Using the same assembler, the basic assembly code written on each Operating System is basically the same, except you interact with Windows differently than you interact with Linux.

Which Assembler is Best?[edit]

The short answer is that none of the assemblers is better than any other; it's a matter of personal preference.

The long answer is that different assemblers have different capabilities, drawbacks, etc. If you only know GAS syntax, then you will probably want to use GAS. If you know Intel syntax and are working on a Windows machine, you might want to use MASM. If you don't like some of the quirks or complexities of MASM and GAS, you might want to try FASM or NASM. We will cover the differences between the different assemblers in section 2.

Do I Need to Know Assembly?[edit]

You don't need to know assembly for most computer tasks, but it can definitely be useful. Learning assembly is not about learning a new programming language. If you are going to start a new programming project (unless that project is a bootloader, a device driver, or a kernel), then you will probably want to avoid assembly like the plague. An exception to this could be if you absolutely need to squeeze the last bits of performance out of a congested inner loop and your compiler is producing suboptimal code. Keep in mind, though, that premature optimization is the root of all evil, although some computing-intense realtime tasks can only be optimized sufficiently if optimization techniques are understood and planned for from the start.

However, learning assembly gives you a particular insight into how your computer works on the inside. When you program in a higher-level language like C or Ada, all your code will eventually need to be converted into machine code instructions so your computer can execute them. Understanding the limits of exactly what the processor can do, at the most basic level, will also help when programming a higher-level language.
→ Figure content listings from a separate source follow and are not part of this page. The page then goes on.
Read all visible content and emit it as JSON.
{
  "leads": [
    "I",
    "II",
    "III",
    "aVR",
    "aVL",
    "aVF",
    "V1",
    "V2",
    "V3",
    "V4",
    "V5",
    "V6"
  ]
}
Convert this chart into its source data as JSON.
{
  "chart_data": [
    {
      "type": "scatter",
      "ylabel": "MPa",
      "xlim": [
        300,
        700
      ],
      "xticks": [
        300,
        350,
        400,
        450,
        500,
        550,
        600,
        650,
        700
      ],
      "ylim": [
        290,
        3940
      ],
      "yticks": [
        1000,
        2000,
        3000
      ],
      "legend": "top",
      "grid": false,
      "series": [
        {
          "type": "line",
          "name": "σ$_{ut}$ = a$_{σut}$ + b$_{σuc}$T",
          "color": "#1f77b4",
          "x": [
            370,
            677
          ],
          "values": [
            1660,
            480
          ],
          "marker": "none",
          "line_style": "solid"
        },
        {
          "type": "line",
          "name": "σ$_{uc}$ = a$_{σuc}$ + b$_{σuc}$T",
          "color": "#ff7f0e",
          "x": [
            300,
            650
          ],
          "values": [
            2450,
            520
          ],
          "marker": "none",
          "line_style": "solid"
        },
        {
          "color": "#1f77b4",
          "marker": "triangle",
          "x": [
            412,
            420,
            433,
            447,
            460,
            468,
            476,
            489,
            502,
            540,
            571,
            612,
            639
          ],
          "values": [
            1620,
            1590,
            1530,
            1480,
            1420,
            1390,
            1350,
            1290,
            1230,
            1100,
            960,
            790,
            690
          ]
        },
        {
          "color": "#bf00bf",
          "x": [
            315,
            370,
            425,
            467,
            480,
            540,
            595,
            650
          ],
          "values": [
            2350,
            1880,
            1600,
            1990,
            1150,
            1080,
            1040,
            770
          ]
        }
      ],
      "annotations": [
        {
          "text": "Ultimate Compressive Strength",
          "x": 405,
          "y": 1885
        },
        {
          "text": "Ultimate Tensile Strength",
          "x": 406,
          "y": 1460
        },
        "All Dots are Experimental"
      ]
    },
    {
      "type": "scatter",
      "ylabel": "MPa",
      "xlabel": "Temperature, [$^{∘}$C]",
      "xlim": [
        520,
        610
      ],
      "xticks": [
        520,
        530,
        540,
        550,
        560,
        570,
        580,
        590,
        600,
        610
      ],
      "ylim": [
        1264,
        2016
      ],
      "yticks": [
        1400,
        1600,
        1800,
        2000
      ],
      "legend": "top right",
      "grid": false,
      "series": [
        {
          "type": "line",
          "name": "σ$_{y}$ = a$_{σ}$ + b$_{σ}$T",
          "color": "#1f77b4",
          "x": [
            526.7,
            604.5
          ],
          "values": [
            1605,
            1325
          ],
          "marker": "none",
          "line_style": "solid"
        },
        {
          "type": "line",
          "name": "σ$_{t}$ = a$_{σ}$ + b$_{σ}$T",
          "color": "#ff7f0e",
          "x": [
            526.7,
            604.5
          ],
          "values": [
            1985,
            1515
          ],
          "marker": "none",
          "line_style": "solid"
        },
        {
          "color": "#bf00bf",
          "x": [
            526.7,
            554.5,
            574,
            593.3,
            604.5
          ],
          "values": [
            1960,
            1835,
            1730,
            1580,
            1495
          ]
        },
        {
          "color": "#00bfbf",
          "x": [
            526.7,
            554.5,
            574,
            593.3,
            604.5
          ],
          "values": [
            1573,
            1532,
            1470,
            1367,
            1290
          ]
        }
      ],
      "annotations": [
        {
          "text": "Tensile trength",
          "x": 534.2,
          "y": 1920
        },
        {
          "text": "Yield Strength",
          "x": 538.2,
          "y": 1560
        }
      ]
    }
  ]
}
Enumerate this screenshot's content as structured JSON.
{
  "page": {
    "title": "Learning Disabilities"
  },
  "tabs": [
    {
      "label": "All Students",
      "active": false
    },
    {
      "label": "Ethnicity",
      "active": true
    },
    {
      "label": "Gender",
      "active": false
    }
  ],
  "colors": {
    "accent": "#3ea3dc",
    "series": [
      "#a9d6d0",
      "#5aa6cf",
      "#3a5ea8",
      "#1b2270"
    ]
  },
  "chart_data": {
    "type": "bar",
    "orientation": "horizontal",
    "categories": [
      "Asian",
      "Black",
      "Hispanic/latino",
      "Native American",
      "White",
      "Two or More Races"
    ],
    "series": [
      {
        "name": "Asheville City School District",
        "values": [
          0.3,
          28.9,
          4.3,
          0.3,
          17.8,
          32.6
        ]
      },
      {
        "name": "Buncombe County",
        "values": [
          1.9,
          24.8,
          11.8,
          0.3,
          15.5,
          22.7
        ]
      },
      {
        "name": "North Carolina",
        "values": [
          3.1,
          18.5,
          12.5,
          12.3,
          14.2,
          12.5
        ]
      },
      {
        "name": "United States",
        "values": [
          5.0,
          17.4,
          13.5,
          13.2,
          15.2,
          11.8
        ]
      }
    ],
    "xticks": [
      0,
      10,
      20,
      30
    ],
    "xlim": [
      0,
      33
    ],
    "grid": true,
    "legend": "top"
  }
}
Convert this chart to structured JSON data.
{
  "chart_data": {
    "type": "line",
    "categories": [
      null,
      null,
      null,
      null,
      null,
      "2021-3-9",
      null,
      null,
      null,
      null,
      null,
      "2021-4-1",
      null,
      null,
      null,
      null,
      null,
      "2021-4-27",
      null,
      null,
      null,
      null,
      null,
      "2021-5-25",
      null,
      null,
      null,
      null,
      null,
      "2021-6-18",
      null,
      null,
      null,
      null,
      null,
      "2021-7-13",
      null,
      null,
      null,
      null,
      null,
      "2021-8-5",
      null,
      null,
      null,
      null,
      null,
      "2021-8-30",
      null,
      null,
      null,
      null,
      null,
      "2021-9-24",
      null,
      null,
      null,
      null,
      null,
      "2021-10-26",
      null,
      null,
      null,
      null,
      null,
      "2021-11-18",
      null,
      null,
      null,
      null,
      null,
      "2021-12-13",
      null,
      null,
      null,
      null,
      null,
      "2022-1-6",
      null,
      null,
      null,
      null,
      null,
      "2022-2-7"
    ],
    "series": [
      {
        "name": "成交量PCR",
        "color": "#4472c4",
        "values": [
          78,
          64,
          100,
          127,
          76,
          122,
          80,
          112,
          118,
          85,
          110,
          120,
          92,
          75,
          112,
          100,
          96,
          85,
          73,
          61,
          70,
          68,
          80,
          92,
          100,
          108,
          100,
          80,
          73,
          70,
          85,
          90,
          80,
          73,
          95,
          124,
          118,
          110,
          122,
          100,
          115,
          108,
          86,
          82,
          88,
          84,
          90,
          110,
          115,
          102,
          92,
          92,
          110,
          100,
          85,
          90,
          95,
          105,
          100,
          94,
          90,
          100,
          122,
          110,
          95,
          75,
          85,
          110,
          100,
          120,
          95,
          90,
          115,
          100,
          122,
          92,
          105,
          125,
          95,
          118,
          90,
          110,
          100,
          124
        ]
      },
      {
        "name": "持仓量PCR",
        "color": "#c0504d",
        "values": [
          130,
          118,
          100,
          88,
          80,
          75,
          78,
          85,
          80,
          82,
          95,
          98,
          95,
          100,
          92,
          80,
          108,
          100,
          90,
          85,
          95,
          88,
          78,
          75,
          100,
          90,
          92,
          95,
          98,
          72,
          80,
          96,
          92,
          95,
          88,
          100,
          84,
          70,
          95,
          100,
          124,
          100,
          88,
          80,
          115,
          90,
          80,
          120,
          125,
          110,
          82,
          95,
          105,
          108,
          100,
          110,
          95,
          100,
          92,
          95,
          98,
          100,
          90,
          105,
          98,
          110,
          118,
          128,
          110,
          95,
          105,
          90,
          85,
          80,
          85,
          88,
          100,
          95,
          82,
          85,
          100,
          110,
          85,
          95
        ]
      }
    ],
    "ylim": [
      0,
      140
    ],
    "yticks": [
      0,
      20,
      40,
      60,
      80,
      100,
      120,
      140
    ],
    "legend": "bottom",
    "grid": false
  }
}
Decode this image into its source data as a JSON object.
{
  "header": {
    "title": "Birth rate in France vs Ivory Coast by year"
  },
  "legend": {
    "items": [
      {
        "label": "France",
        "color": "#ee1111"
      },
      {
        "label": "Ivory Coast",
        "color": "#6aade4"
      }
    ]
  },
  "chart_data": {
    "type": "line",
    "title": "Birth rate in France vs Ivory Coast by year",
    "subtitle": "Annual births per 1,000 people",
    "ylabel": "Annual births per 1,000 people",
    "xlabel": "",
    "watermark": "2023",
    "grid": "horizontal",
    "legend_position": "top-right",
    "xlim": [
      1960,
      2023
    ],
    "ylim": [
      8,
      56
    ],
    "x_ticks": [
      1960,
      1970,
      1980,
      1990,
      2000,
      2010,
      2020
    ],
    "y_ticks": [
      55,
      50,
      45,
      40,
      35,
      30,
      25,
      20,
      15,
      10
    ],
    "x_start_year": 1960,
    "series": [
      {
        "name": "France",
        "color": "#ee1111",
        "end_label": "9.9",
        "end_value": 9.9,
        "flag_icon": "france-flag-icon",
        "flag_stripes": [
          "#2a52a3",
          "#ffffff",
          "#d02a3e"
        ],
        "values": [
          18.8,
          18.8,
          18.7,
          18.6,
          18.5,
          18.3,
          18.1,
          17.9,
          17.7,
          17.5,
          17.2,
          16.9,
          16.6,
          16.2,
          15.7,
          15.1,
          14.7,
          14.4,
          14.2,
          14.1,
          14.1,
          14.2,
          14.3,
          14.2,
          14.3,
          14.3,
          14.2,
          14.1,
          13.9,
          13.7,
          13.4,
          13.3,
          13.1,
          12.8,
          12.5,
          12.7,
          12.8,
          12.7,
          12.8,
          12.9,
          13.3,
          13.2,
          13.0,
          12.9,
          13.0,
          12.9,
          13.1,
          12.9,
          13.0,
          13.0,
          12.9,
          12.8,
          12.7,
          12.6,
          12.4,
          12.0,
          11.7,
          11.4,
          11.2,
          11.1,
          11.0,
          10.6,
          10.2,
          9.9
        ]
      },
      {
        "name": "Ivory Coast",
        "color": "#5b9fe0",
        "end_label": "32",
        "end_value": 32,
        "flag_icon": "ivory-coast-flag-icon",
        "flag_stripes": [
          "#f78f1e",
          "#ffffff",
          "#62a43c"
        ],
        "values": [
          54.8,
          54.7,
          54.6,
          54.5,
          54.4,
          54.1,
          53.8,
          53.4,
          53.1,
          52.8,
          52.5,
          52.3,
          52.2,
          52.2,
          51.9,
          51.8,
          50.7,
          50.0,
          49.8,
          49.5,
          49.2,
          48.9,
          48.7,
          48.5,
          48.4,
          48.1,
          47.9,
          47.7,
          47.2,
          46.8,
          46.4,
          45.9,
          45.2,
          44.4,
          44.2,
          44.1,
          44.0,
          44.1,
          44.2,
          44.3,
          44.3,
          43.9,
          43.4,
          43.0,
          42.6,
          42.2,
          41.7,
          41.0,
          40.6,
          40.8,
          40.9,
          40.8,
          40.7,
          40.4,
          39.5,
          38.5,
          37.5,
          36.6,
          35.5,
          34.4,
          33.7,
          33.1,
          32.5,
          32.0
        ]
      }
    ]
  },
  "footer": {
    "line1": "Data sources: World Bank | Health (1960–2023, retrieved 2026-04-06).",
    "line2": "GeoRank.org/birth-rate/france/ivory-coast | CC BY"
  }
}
How Should I Format my Code?[edit]

Most assemblers require that assembly code instructions each appear on their own line and are separated by a carriage return. Most assemblers also allow for whitespace to appear between instructions, operands, etc. Exactly how you format code is up to you, although there are some common ways:

One way keeps everything lined up:

Label1:
mov ax, bx
add ax, bx
jmp Label3
Label2:
mov ax, cx
...

Another way keeps all the labels in one column and all the instructions in another column:

Label1: mov ax, bx
        add ax, bx
        jmp Label3
Label2: mov ax, cx
...

Another way puts labels on their own lines and indents instructions slightly:

Label1:
   mov ax, bx
   add ax, bx
   jmp Label3
Label2:
   mov ax, cx
...

Yet another way separates labels and instructions into separate columns AND keeps labels on their own lines:

Label1:
        mov ax, bx
        add ax, bx
        jmp Label3
Label2:
        mov ax, cx
...

So there are a million different ways to do it, but there are some general rules that assembly programmers generally follow:

  1. Make your labels obvious, so other programmers can see where they are.
  2. More structure (indents) will make your code easier to read.
  3. Use comments to explain what you are doing. The meaning of a piece of assembly code can often not be immediately clear.